El rubor en el rostro de Joslyn se intensificó de inmediato. Le empujó ligeramente contra el pecho y dijo: «Connor, no te pases de la raya».
«Respóndeme». Su brazo se apretó alrededor de su cintura, sin dejarle espacio para retroceder.
«Sí. Sí, lo eres». Joslyn le dio un golpecito en el costado, aprovechó el momento en que él aflojó el abrazo y se escabulló de entre sus brazos. «Ahora ve a cambiarte y a dormir».
Esta vez, Connor se mostró inesperadamente obediente.
Joslyn terminó su propia rutina nocturna poco después y también se puso el pijama.
Para cuando salió del baño, Connor ya estaba tumbado en su cama.
El pijama de seda gris oscuro le quedaba excepcionalmente bien. Se había dejado desabrochados unos cuantos botones cerca del cuello, dejando entrever su clavícula y haciendo que aquella escena tan desenfadada resultara demasiado agradable a la vista.
Joslyn se metió en la cama y lo miró de reojo. «Connor, ¿hablaste con mi madre mientras yo ayudaba a Lexie a acomodarse para pasar la noche?».
«Sí», respondió Connor en voz baja. «Hablamos un rato».
Su curiosidad se despertó de inmediato. «¿De qué hablasteis los dos?».
Connor se limitó a mirarla con serenidad. «Es un secreto. No puedo decírtelo».
Esa respuesta no satisfizo en absoluto a Joslyn. Si acaso, hizo que su curiosidad aumentara aún más.
Se acercó de inmediato, apretándose contra su pecho mientras empezaba a persuadirlo con una voz suave y prolongada. «Venga… por favor, Connor.

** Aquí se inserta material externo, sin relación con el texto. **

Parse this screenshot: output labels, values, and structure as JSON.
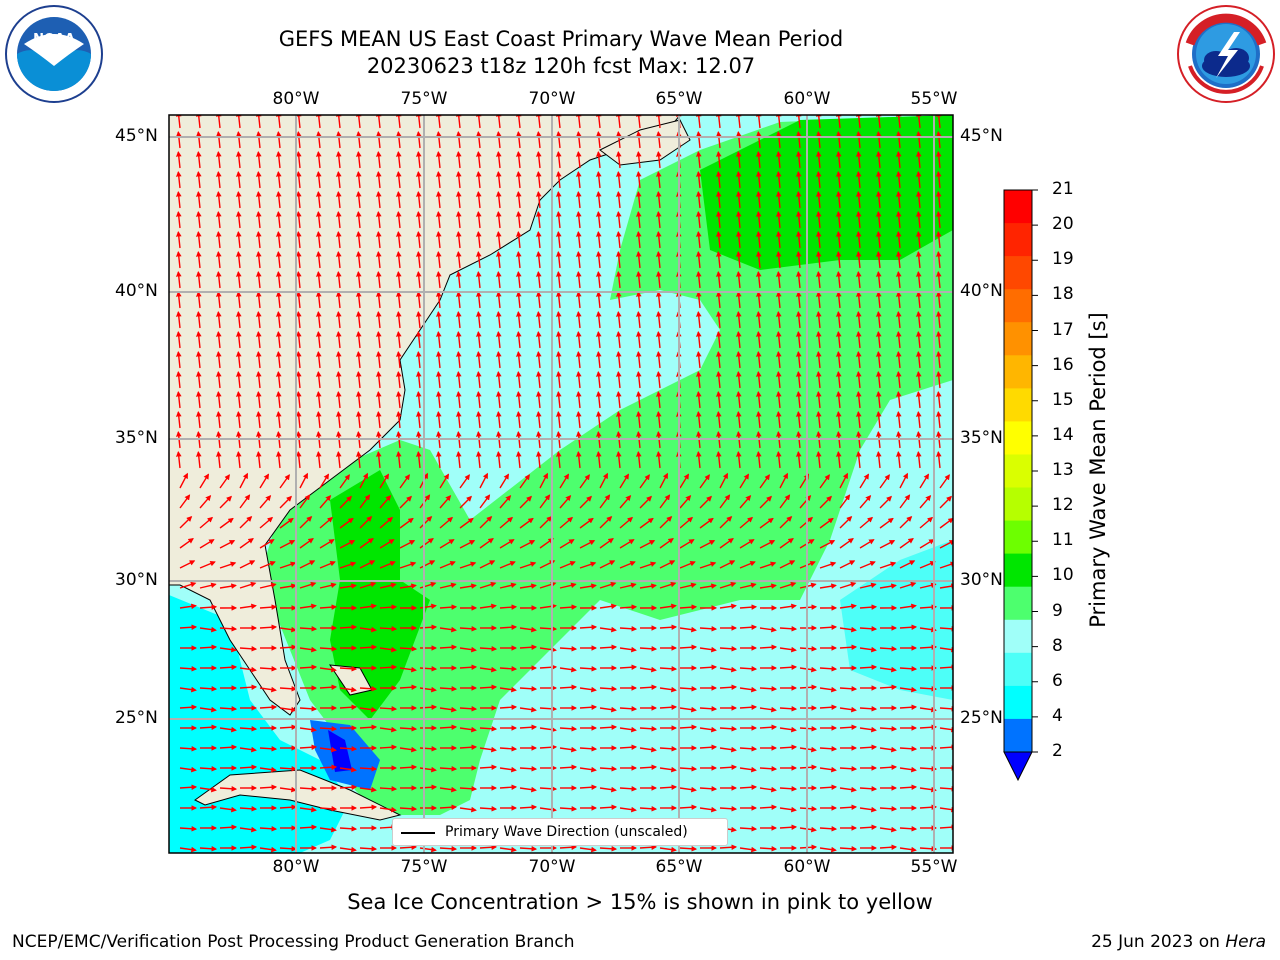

Solo dímelo».
Connor nunca había visto a Joslyn comportarse así antes. Si se hubiera tratado de cualquier otro asunto, sus supuestos principios se habrían derrumbado en el momento en que ella se inclinara hacia él.
Esta vez, sin embargo, se mantuvo inesperadamente firme. Su expresión se volvió seria mientras decía: «Es un secreto, así que no te lo puedo decir. Joslyn, ni siquiera actuar de forma cariñosa va a funcionar».
Vale.
Ya que él se negaba a ser de ayuda, Joslyn decidió que tampoco había razón para seguir complaciéndole.